Mercredi 5 Janvier - 15:30

France


Le porte-parole du Gouvernement Gabriel Attal en visite dans une école du Rhône - © Valentin Chenard
Le porte-parole du gouvernement est revenu tout à l'heure sur les propos du chef de l'Etat, à l'issue du conseil des ministres.


"Qui emmerde la vie de qui aujourd'hui ? Qui gâche la vie de nos soignants depuis deux ans pour sauver des patients qui sont aujourd'hui non vaccinés ? Ce sont ceux qui s'opposent aux vaccins." Peu de temps après les propos d'Emmanuel Macron sur les personnes non-vaccinées qui ont suscité l'indignation de l'opposition, Gabriel Attal a lui aussi pris la parole.

"Les propos du président de la République me semblent très en deçà de la colère d'une très grande majorité des Français", a-t-il ainsi affirmé, interrogé par la presse sur le tollé provoqué dans la classe politique par les déclarations du chef de l'Etat.

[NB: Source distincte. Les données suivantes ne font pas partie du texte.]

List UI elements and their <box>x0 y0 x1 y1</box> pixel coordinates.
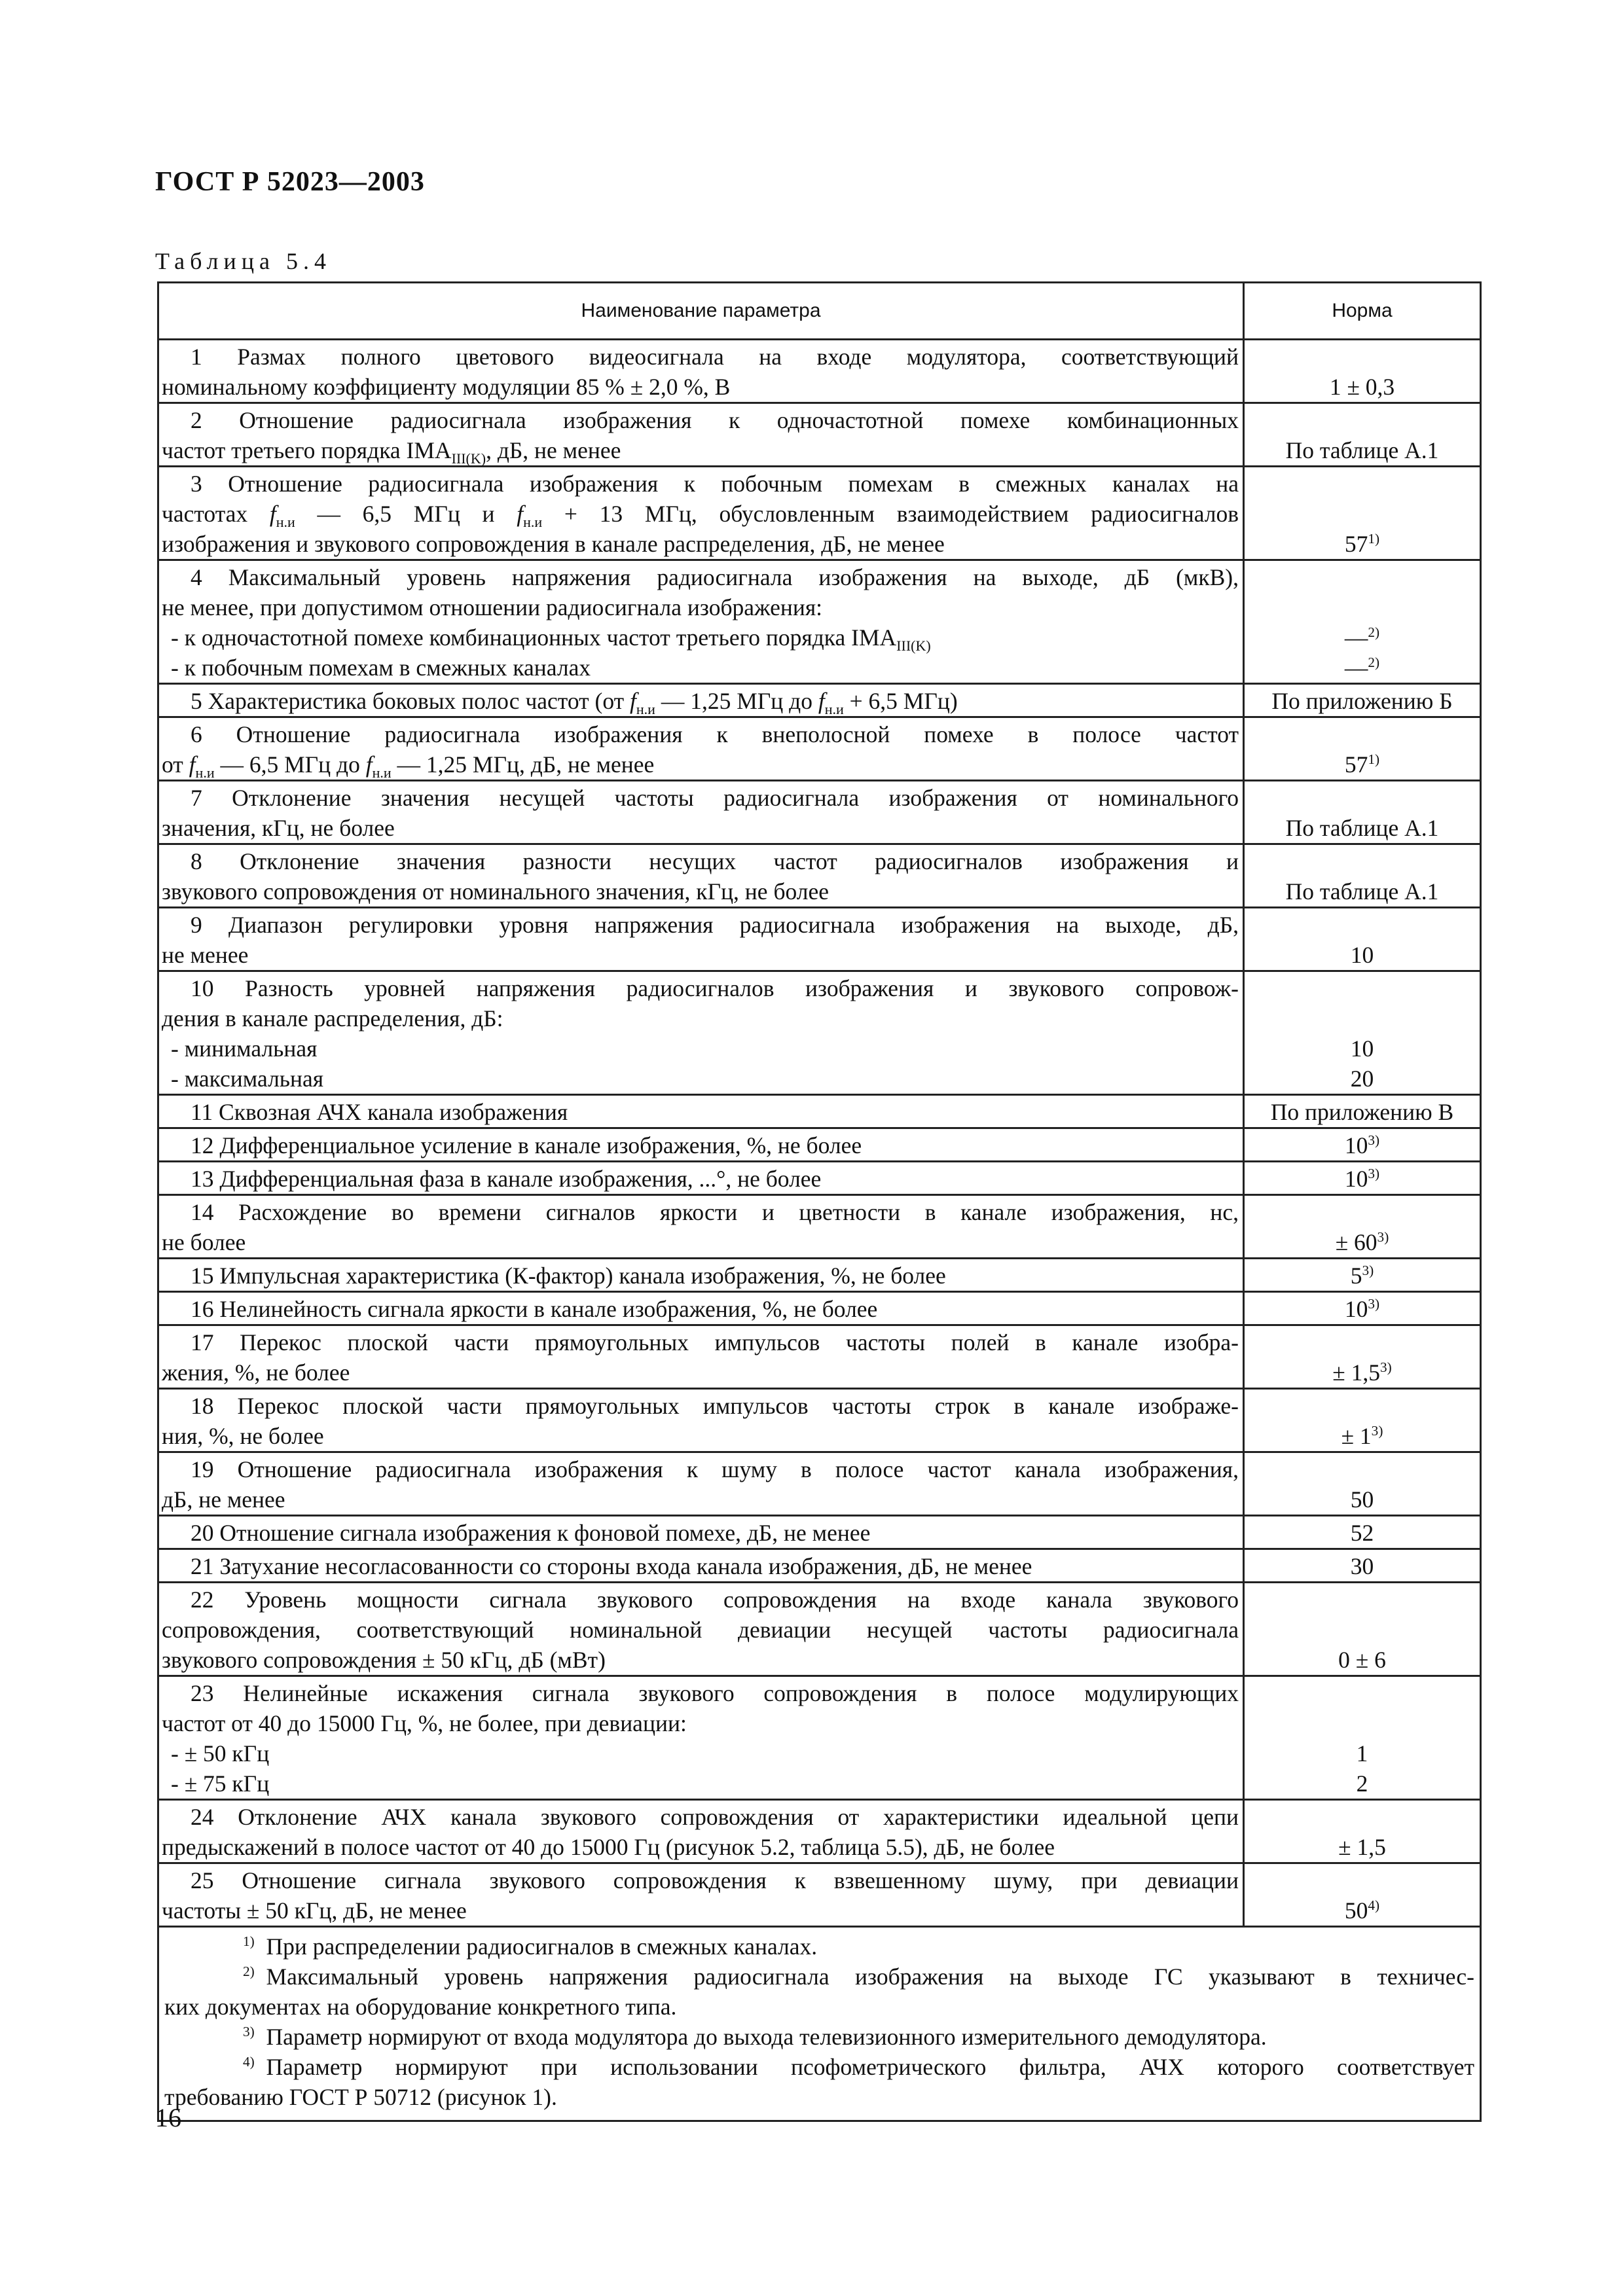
parameter-cell <box>158 908 1244 971</box>
table-row <box>158 1452 1481 1516</box>
parameter-cell <box>158 560 1244 684</box>
parameter-line: 7 Отклонение значения несущей частоты радиосигнала изображения от номинального <box>191 785 1239 811</box>
norm-value: 5$^{3)}$ <box>1350 1263 1374 1289</box>
norm-value: ± $1^{3)}$ <box>1341 1423 1383 1449</box>
norm-cell <box>1244 1583 1481 1676</box>
parameter-line: 23 Нелинейные искажения сигнала звукового сопровождения в полосе модулирующих <box>191 1680 1239 1706</box>
page-number: 16 <box>155 2103 181 2132</box>
parameter-line: - к одночастотной помехе комбинационных частот третьего порядка $IMA_{III(K)}$ <box>171 624 931 655</box>
parameter-cell <box>158 467 1244 560</box>
norm-cell <box>1244 1162 1481 1195</box>
parameter-line: дБ, не менее <box>162 1486 285 1513</box>
parameter-line: 21 Затухание несогласованности со стороны входа канала изображения, дБ, не менее <box>191 1553 1032 1579</box>
norm-value: ± 1,5 <box>1338 1834 1386 1860</box>
parameter-line: - к побочным помехам в смежных каналах <box>171 655 591 681</box>
parameter-line: дения в канале распределения, дБ: <box>162 1005 503 1031</box>
norm-value: —$^{2)}$ <box>1344 624 1380 651</box>
table-row <box>158 560 1481 684</box>
table-row <box>158 467 1481 560</box>
footnote-line: $^{2)}$ Максимальный уровень напряжения радиосигнала изображения на выходе ГС указывают в техничес- <box>243 1964 1474 1990</box>
norm-cell <box>1244 684 1481 717</box>
parameter-line: 20 Отношение сигнала изображения к фоновой помехе, дБ, не менее <box>191 1520 871 1546</box>
norm-cell <box>1244 1095 1481 1128</box>
parameter-line: 3 Отношение радиосигнала изображения к побочным помехам в смежных каналах на <box>191 471 1239 497</box>
norm-value: 50 <box>1350 1486 1374 1513</box>
parameter-cell <box>158 1292 1244 1325</box>
parameter-cell <box>158 1516 1244 1549</box>
parameter-line: частот третьего порядка $IMA_{III(K)}$, дБ, не менее <box>162 437 621 467</box>
norm-value: По приложению Б <box>1271 688 1453 714</box>
parameter-line: 24 Отклонение АЧХ канала звукового сопровождения от характеристики идеальной цепи <box>191 1804 1239 1830</box>
parameter-line: сопровождения, соответствующий номинальной девиации несущей частоты радиосигнала <box>162 1617 1239 1643</box>
parameter-line: 1 Размах полного цветового видеосигнала на входе модулятора, соответствующий <box>191 344 1239 370</box>
parameter-cell <box>158 684 1244 717</box>
parameter-cell <box>158 1452 1244 1516</box>
table-row <box>158 1516 1481 1549</box>
table-row <box>158 717 1481 781</box>
table-row <box>158 1800 1481 1863</box>
parameter-line: 12 Дифференциальное усиление в канале изображения, %, не более <box>191 1132 862 1158</box>
footnote-line: $^{1)}$ При распределении радиосигналов в смежных каналах. <box>243 1933 818 1960</box>
norm-cell <box>1244 1292 1481 1325</box>
parameter-line: 2 Отношение радиосигнала изображения к одночастотной помехе комбинационных <box>191 407 1239 433</box>
parameter-line: 13 Дифференциальная фаза в канале изображения, ...°, не более <box>191 1166 822 1192</box>
parameter-cell <box>158 1676 1244 1800</box>
parameter-line: значения, кГц, не более <box>162 815 395 841</box>
norm-value: 10$^{3)}$ <box>1344 1296 1380 1322</box>
parameter-cell <box>158 403 1244 467</box>
table-row <box>158 844 1481 908</box>
norm-cell <box>1244 1676 1481 1800</box>
table-header-row <box>158 283 1481 340</box>
parameter-line: - ± 50 кГц <box>171 1740 270 1767</box>
norm-value: 2 <box>1356 1770 1368 1797</box>
norm-cell <box>1244 1195 1481 1259</box>
norm-cell <box>1244 1549 1481 1583</box>
norm-value: —$^{2)}$ <box>1344 655 1380 681</box>
parameter-cell <box>158 1128 1244 1162</box>
parameter-line: частот от 40 до 15000 Гц, %, не более, при девиации: <box>162 1710 687 1736</box>
norm-cell <box>1244 340 1481 403</box>
parameter-cell <box>158 1389 1244 1452</box>
norm-value: 10$^{3)}$ <box>1344 1132 1380 1158</box>
norm-value: 57$^{1)}$ <box>1344 751 1380 778</box>
norm-cell <box>1244 844 1481 908</box>
table-row <box>158 1389 1481 1452</box>
norm-cell <box>1244 1259 1481 1292</box>
norm-cell <box>1244 467 1481 560</box>
norm-cell <box>1244 403 1481 467</box>
parameters-table <box>157 281 1482 2122</box>
parameter-line: 25 Отношение сигнала звукового сопровождения к взвешенному шуму, при девиации <box>191 1867 1239 1893</box>
norm-cell <box>1244 717 1481 781</box>
parameter-line: 14 Расхождение во времени сигналов яркости и цветности в канале изображения, нс, <box>191 1199 1239 1225</box>
parameter-line: - ± 75 кГц <box>171 1770 270 1797</box>
norm-cell <box>1244 1800 1481 1863</box>
norm-cell <box>1244 1128 1481 1162</box>
parameter-line: 18 Перекос плоской части прямоугольных импульсов частоты строк в канале изображе- <box>191 1393 1239 1419</box>
footnote-line: $^{3)}$ Параметр нормируют от входа модулятора до выхода телевизионного измерительного демодулятора. <box>243 2024 1267 2050</box>
parameter-cell <box>158 1549 1244 1583</box>
table-row <box>158 781 1481 844</box>
table-notes-row <box>158 1927 1481 2121</box>
parameter-line: частоты ± 50 кГц, дБ, не менее <box>162 1897 467 1924</box>
parameter-line: от $f_{н.и}$ — 6,5 МГц до $f_{н.и}$ — 1,25 МГц, дБ, не менее <box>162 751 655 781</box>
norm-cell <box>1244 1863 1481 1927</box>
norm-value: 10 <box>1350 942 1374 968</box>
parameter-line: изображения и звукового сопровождения в канале распределения, дБ, не менее <box>162 531 945 557</box>
parameter-line: 19 Отношение радиосигнала изображения к шуму в полосе частот канала изображения, <box>191 1456 1239 1482</box>
norm-cell <box>1244 908 1481 971</box>
table-row <box>158 1676 1481 1800</box>
norm-value: По таблице А.1 <box>1285 815 1439 841</box>
parameter-line: 11 Сквозная АЧХ канала изображения <box>191 1099 568 1125</box>
norm-cell <box>1244 1516 1481 1549</box>
table-body <box>158 340 1481 1927</box>
document-id: ГОСТ Р 52023—2003 <box>155 167 425 197</box>
norm-value: 10 <box>1350 1035 1374 1062</box>
column-header-norm: Норма <box>1244 283 1481 340</box>
parameter-cell <box>158 1095 1244 1128</box>
parameter-line: звукового сопровождения от номинального значения, кГц, не более <box>162 878 830 905</box>
norm-cell <box>1244 781 1481 844</box>
table-row <box>158 1325 1481 1389</box>
norm-cell <box>1244 1325 1481 1389</box>
parameter-line: 9 Диапазон регулировки уровня напряжения радиосигнала изображения на выходе, дБ, <box>191 912 1239 938</box>
table-row <box>158 1128 1481 1162</box>
parameter-line: номинальному коэффициенту модуляции 85 % ± 2,0 %, В <box>162 374 731 400</box>
norm-value: По таблице А.1 <box>1285 437 1439 463</box>
table-row <box>158 684 1481 717</box>
norm-value: 52 <box>1350 1520 1374 1546</box>
footnote-line: $^{4)}$ Параметр нормируют при использовании псофометрического фильтра, АЧХ которого соответствует <box>243 2054 1474 2080</box>
parameter-line: 8 Отклонение значения разности несущих частот радиосигналов изображения и <box>191 848 1239 874</box>
parameter-line: 6 Отношение радиосигнала изображения к внеполосной помехе в полосе частот <box>191 721 1239 747</box>
parameter-line: 17 Перекос плоской части прямоугольных импульсов частоты полей в канале изобра- <box>191 1329 1239 1355</box>
norm-value: 30 <box>1350 1553 1374 1579</box>
table-caption: Таблица 5.4 <box>155 248 331 274</box>
footnote-line: требованию ГОСТ Р 50712 (рисунок 1). <box>164 2084 557 2110</box>
parameter-line: ния, %, не более <box>162 1423 324 1449</box>
table-notes <box>158 1927 1481 2121</box>
parameter-line: 10 Разность уровней напряжения радиосигналов изображения и звукового сопровож- <box>191 975 1239 1001</box>
parameter-cell <box>158 340 1244 403</box>
norm-value: 1 <box>1356 1740 1368 1767</box>
parameter-line: - максимальная <box>171 1066 324 1092</box>
parameter-line: не менее, при допустимом отношении радиосигнала изображения: <box>162 594 823 620</box>
parameter-cell <box>158 781 1244 844</box>
norm-value: ± $1,5^{3)}$ <box>1332 1359 1392 1386</box>
parameter-line: частотах $f_{н.и}$ — 6,5 МГц и $f_{н.и} + 13$ МГц, обусловленным взаимодействием радиосигналов <box>162 501 1239 531</box>
parameter-line: звукового сопровождения ± 50 кГц, дБ (мВт) <box>162 1647 606 1673</box>
norm-value: ± $60^{3)}$ <box>1335 1229 1389 1255</box>
table-row <box>158 1095 1481 1128</box>
table-row <box>158 908 1481 971</box>
table-row <box>158 340 1481 403</box>
norm-value: 0 ± 6 <box>1338 1647 1386 1673</box>
table-row <box>158 1292 1481 1325</box>
norm-value: 10$^{3)}$ <box>1344 1166 1380 1192</box>
parameter-line: 15 Импульсная характеристика (К-фактор) канала изображения, %, не более <box>191 1263 946 1289</box>
norm-cell <box>1244 1452 1481 1516</box>
parameter-line: - минимальная <box>171 1035 318 1062</box>
norm-cell <box>1244 560 1481 684</box>
table-row <box>158 403 1481 467</box>
parameter-line: не менее <box>162 942 249 968</box>
parameter-cell <box>158 1259 1244 1292</box>
parameter-cell <box>158 717 1244 781</box>
parameter-cell <box>158 1325 1244 1389</box>
parameter-cell <box>158 1195 1244 1259</box>
norm-value: По приложению В <box>1270 1099 1454 1125</box>
table-row <box>158 1863 1481 1927</box>
norm-cell <box>1244 971 1481 1095</box>
norm-value: 1 ± 0,3 <box>1329 374 1395 400</box>
table-row <box>158 1583 1481 1676</box>
parameter-line: 4 Максимальный уровень напряжения радиосигнала изображения на выходе, дБ (мкВ), <box>191 564 1239 590</box>
parameter-line: жения, %, не более <box>162 1359 350 1386</box>
parameter-cell <box>158 844 1244 908</box>
parameter-cell <box>158 1800 1244 1863</box>
table-row <box>158 1195 1481 1259</box>
norm-value: По таблице А.1 <box>1285 878 1439 905</box>
norm-value: 20 <box>1350 1066 1374 1092</box>
footnote-line: ких документах на оборудование конкретного типа. <box>164 1994 677 2020</box>
table-row <box>158 971 1481 1095</box>
table-row <box>158 1162 1481 1195</box>
column-header-parameter: Наименование параметра <box>158 283 1244 340</box>
norm-value: 57$^{1)}$ <box>1344 531 1380 557</box>
parameter-cell <box>158 1162 1244 1195</box>
parameter-cell <box>158 1583 1244 1676</box>
table-row <box>158 1549 1481 1583</box>
parameter-line: 5 Характеристика боковых полос частот (от $f_{н.и}$ — 1,25 МГц до $f_{н.и} + 6,5$ МГц) <box>191 688 958 718</box>
norm-cell <box>1244 1389 1481 1452</box>
parameter-line: 16 Нелинейность сигнала яркости в канале изображения, %, не более <box>191 1296 878 1322</box>
parameter-line: предыскажений в полосе частот от 40 до 15000 Гц (рисунок 5.2, таблица 5.5), дБ, не более <box>162 1834 1055 1860</box>
parameter-line: 22 Уровень мощности сигнала звукового сопровождения на входе канала звукового <box>191 1587 1239 1613</box>
parameter-line: не более <box>162 1229 246 1255</box>
parameter-cell <box>158 1863 1244 1927</box>
norm-value: 50$^{4)}$ <box>1344 1897 1380 1924</box>
parameter-cell <box>158 971 1244 1095</box>
table-row <box>158 1259 1481 1292</box>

Selon Gabriel Attal, il y a "beaucoup" de Français "qui vous disent que les personnes qui font le choix de ne pas se faire vacciner, on ne devrait même pas les soigner". "Nous avons toujours fait le choix avec nos soignants de soigner tous les Français qui étaient frappés par la maladie et nous continuerons à faire ce choix", a-t-il précisé.

Les débats ont repris à l'Assemblée


Les débats sur le pass vaccinal ont été stoppé la nuit dernière à l'Assemblée nationale. Les discussions ont repris cet après-midi dans l'hémicycle pour un examen sous tension. Gabriel Attal a par ailleurs exclu un recours à l'article 49.3 pour faire adopter le projet de loi. "La question ne se pose pas", a-t-il dit, car il y a "une majorité qui est prête à le voter".

Concernant la progression du virus du Covid-19 en France, il semblerait qu'Omicron soit "deux à trois fois moins sévères que Delta", toujours selon le porte-parole du gouvernement qui n'a pas exclu une hausse toujours plus importante des contaminations dans les semaines à venir.

Le Premier ministre Jean Castex doit quant à lui se rendre cet après-midi devant l'Assemblée nationale.